Some wisdom is timeless. If I read this quote today, I’d think it was written for our times: “It was the best of times, it was the worst of times, it was the age of wisdom, it was the age of foolishness, it was the epoch of belief, it was the epoch of incredulity, it was the season of light, it was the season of darkness, it was the spring of hope, it was the winter of despair.” Charles Dickens – A Tale of Two Cities
He left out serendipity and happenstance.
A couple of weeks ago, I received a WhatsApp from someone I didn’t know. “Hello Jacques, how are you? Do you still work at “whatever” restaurant?”
“I’m looking for an executive chef to run my kitchen.”

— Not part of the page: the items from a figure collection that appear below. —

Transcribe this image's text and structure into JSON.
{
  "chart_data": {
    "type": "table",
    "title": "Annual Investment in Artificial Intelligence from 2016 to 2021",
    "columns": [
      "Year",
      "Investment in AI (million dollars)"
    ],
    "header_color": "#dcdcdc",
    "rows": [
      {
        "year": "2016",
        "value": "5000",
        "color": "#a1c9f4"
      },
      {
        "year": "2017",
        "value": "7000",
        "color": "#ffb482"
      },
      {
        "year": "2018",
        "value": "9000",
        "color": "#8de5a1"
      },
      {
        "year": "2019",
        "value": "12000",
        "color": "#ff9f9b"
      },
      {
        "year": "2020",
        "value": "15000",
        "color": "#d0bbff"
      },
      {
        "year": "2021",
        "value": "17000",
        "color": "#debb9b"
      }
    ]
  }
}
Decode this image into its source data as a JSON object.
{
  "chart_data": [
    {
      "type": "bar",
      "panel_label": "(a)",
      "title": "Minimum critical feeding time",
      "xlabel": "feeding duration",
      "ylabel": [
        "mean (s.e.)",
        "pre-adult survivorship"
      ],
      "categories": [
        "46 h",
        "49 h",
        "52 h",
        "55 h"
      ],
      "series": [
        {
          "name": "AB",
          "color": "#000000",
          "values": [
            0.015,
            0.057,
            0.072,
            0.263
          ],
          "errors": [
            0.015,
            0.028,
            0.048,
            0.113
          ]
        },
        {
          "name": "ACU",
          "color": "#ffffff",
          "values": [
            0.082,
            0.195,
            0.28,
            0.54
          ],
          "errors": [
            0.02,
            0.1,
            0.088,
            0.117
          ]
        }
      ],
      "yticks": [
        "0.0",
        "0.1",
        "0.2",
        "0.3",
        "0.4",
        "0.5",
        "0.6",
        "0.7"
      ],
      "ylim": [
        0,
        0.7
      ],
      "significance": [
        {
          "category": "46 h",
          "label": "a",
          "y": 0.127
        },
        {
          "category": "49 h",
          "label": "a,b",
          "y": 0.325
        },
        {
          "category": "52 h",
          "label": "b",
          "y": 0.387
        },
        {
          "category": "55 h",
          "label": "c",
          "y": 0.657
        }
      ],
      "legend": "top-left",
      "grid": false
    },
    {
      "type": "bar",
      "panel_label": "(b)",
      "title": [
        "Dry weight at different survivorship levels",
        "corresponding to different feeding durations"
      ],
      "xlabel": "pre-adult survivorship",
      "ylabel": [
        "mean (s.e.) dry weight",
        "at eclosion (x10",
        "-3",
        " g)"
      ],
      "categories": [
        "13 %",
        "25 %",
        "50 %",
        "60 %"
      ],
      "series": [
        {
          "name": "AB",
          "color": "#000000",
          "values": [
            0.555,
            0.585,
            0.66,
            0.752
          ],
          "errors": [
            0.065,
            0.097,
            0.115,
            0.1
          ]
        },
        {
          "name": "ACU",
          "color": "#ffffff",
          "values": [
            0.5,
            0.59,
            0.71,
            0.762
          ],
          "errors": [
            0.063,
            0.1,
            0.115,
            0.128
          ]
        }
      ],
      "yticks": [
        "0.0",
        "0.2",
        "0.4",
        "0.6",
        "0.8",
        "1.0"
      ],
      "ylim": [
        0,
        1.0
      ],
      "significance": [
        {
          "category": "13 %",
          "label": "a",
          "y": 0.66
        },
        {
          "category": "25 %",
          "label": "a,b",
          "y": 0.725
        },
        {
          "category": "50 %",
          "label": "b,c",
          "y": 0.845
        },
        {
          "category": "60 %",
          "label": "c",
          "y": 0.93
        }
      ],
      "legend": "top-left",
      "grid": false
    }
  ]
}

I replied, “I think you have the wrong Jacques. I can barely boil an egg.”
“(◎0◎)ᵒᵐᵍᵎᵎᵎ, sorry, wrong Jacques”
I then replied, “Weirdly, I have a friend who is an executive chef, and she’s at a loose end at the moment.”
“Please put me in touch with her,” she said.
I did, and the rest, as they say, “is history.” My friend is now employed.
I think this is the most wonderful miracle as my friend was getting rather desperate to find work.
I’m sure that if you reverse engineer your life, you’ll be able to pick up that there’s a divine hand directing the path of our lives. Well, for me, anyway. Someone once asked me about my life. I said that it was a perfect mess. It is, and it’s perfect.